Pure sembra indubitabile, almeno a chi scrive, che un ministro della Giustizia, che nel non prorogare ben trecento regimi di carcere duro paga consapevolmente un prezzo a Cosa Nostra, commetta un reato proprio del suo ufficio. E rilievo non tanto diverso meriterebbe un ministro dell’Interno che accetta l’ufficio nella consapevolezza di essere stato nominato perché ritenuto affidabile nella prosecuzione d’una trattativa già in corso con la principale associazione criminale del Paese.
E tuttavia le ragioni tattiche che hanno ispirato questa scelta abdicativa dei pm sono abbastanza chiare, una volta che la contestazione di un reato ministeriale li avrebbe privati della possibilità di proseguire le indagini perché la legge attribuisce queste competenze al Collegio per i reati ministeriali. È legittimo quindi domandarsi se, in un sistema dominato dalla obbligatorietà dell’azione penale, la scelta dei reati contestabili possa esser così profondamente influenzata dalla volontà di conservare la competenza alla prosecuzione.
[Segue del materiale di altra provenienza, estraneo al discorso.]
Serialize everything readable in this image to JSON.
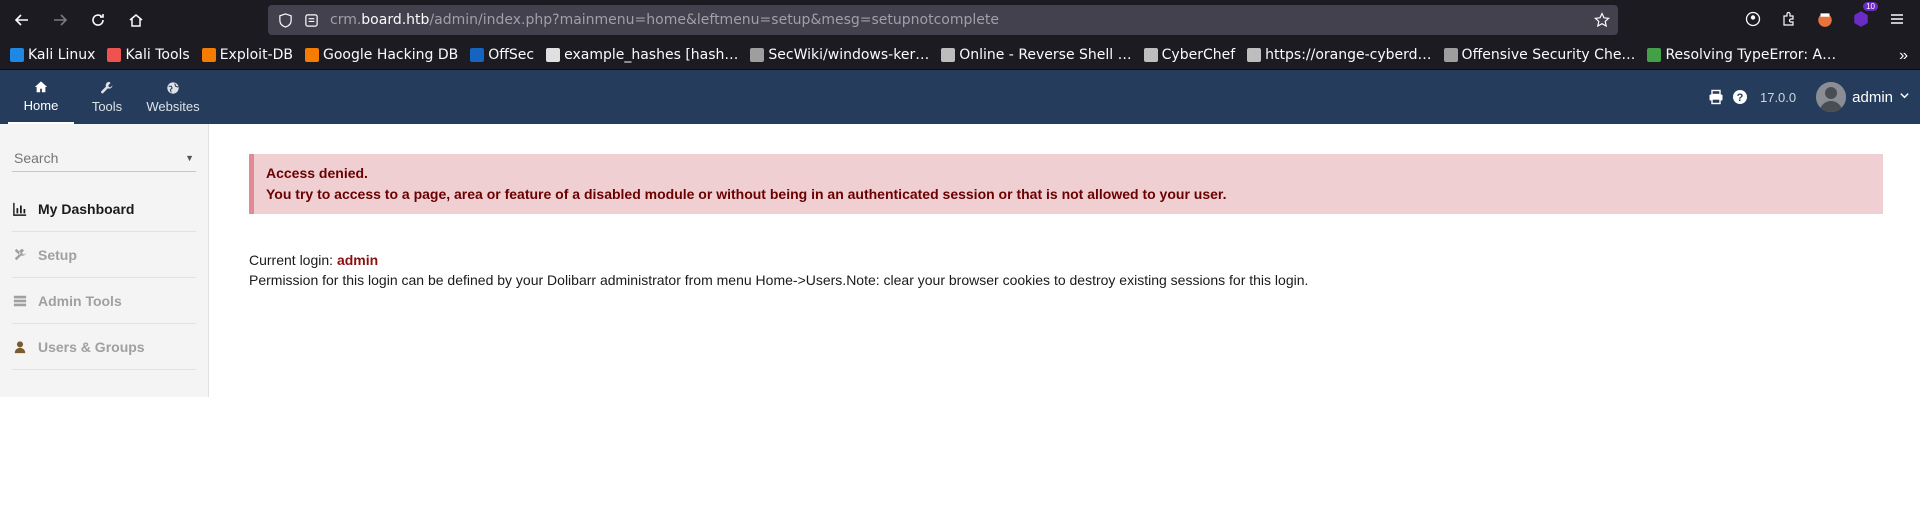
{
  "browser": {
    "url_prefix": "crm.",
    "url_host": "board.htb",
    "url_path": "/admin/index.php?mainmenu=home&leftmenu=setup&mesg=setupnotcomplete",
    "extension_badge": "10",
    "bookmarks": [
      {
        "label": "Kali Linux",
        "color": "#1e88e5"
      },
      {
        "label": "Kali Tools",
        "color": "#ef5350"
      },
      {
        "label": "Exploit-DB",
        "color": "#f57c00"
      },
      {
        "label": "Google Hacking DB",
        "color": "#f57c00"
      },
      {
        "label": "OffSec",
        "color": "#1565c0"
      },
      {
        "label": "example_hashes [hash…",
        "color": "#e0e0e0"
      },
      {
        "label": "SecWiki/windows-ker…",
        "color": "#9e9e9e"
      },
      {
        "label": "Online - Reverse Shell …",
        "color": "#bdbdbd"
      },
      {
        "label": "CyberChef",
        "color": "#bdbdbd"
      },
      {
        "label": "https://orange-cyberd…",
        "color": "#bdbdbd"
      },
      {
        "label": "Offensive Security Che…",
        "color": "#9e9e9e"
      },
      {
        "label": "Resolving TypeError: A…",
        "color": "#43a047"
      }
    ]
  },
  "topbar": {
    "menu": [
      {
        "label": "Home",
        "icon": "home-icon"
      },
      {
        "label": "Tools",
        "icon": "wrench-icon"
      },
      {
        "label": "Websites",
        "icon": "globe-icon"
      }
    ],
    "version": "17.0.0",
    "username": "admin"
  },
  "sidebar": {
    "search_placeholder": "Search",
    "items": [
      {
        "label": "My Dashboard",
        "icon": "chart-icon",
        "active": true
      },
      {
        "label": "Setup",
        "icon": "tools-icon",
        "active": false
      },
      {
        "label": "Admin Tools",
        "icon": "server-icon",
        "active": false
      },
      {
        "label": "Users & Groups",
        "icon": "user-icon",
        "active": false
      }
    ]
  },
  "content": {
    "error_title": "Access denied.",
    "error_message": "You try to access to a page, area or feature of a disabled module or without being in an authenticated session or that is not allowed to your user.",
    "current_login_label": "Current login:",
    "current_login_user": "admin",
    "permission_note": "Permission for this login can be defined by your Dolibarr administrator from menu Home->Users.Note: clear your browser cookies to destroy existing sessions for this login."
  }
}
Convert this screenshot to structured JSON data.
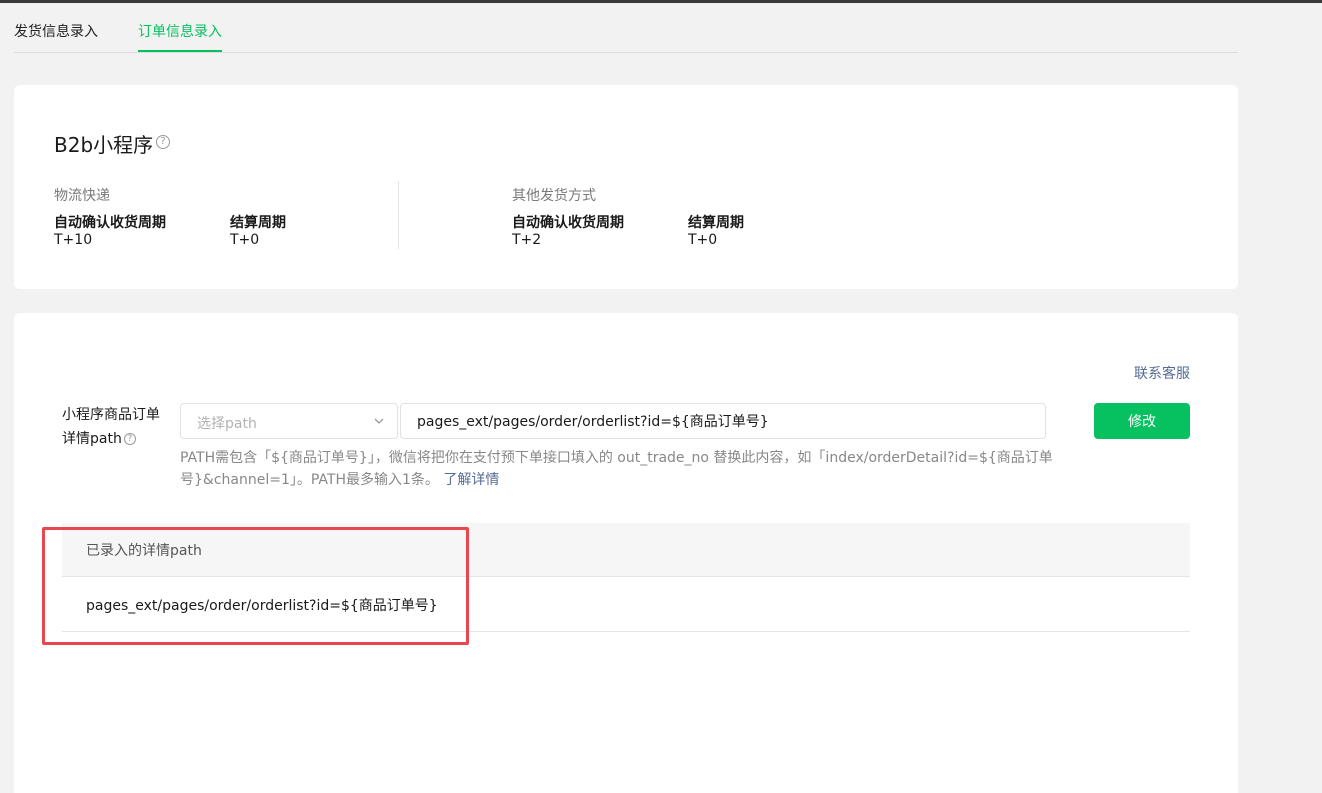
{
  "tabs": [
    {
      "label": "发货信息录入",
      "active": false
    },
    {
      "label": "订单信息录入",
      "active": true
    }
  ],
  "summary": {
    "title": "B2b小程序",
    "logistics": {
      "section": "物流快递",
      "fields": [
        {
          "label": "自动确认收货周期",
          "value": "T+10"
        },
        {
          "label": "结算周期",
          "value": "T+0"
        }
      ]
    },
    "other": {
      "section": "其他发货方式",
      "fields": [
        {
          "label": "自动确认收货周期",
          "value": "T+2"
        },
        {
          "label": "结算周期",
          "value": "T+0"
        }
      ]
    }
  },
  "path_form": {
    "contact_link": "联系客服",
    "label_line1": "小程序商品订单",
    "label_line2": "详情path",
    "select_placeholder": "选择path",
    "input_value": "pages_ext/pages/order/orderlist?id=${商品订单号}",
    "submit_label": "修改",
    "hint": "PATH需包含「${商品订单号}」，微信将把你在支付预下单接口填入的 out_trade_no 替换此内容，如「index/orderDetail?id=${商品订单号}&channel=1」。PATH最多输入1条。",
    "hint_link": "了解详情"
  },
  "recorded_table": {
    "header": "已录入的详情path",
    "rows": [
      "pages_ext/pages/order/orderlist?id=${商品订单号}"
    ]
  },
  "colors": {
    "accent": "#07c160",
    "link": "#576b95",
    "highlight": "#e8474e"
  },
  "icons": [
    "help-circle-icon",
    "chevron-down-icon"
  ]
}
Ma le perplessità che la lettura della memoria dei pm suscita sono anche altre. Secondo la ricostruzione della Procura le condotte di minaccia, che sostanziano l’addebito penale, sarebbero comunque cessate nel ’94, quando avrebbero raggiunto il fine cui erano dirette, e cioè la definitiva saldatura del nuovo patto di coesistenza tra lo Stato e la mafia. Ma dal ’94 ci separa uno spazio temporale di ben 18 anni così da fondare il sospetto che si sia già prescritto il delitto, per cui si procede; un sospetto che i pm sono indubbiamente attrezzati a fugare, se hanno chiesto il rinvio a giudizio e non il proscioglimento per prescrizione. Ma ciò non toglie che, se un rinvio a giudizio verrà disposto, sui tre gradi del successivo processo la prescrizione incombe come una probabilissima mannaia.
In qualche modo i pm sembrano farsi carico del problema nella parte finale della loro memoria, quando evocano come unica e legittima ragione di Stato la ricerca della verità, in cui si dicono ancora impegnati, così implicitamente prospettando l’utilità all’accertamento del vero anche di una conclusione del processo con una sentenza di proscioglimento per intervenuta prescrizione. In tal modo la Procura palermitana trascura, come già avvenuto in altri notissimi casi, che il proscioglimento per prescrizione non accerta che il fatto contestato sia stato commesso, ma attesta soltanto l’insussistenza nel processo di elementi sufficienti ad escluderne la commissione.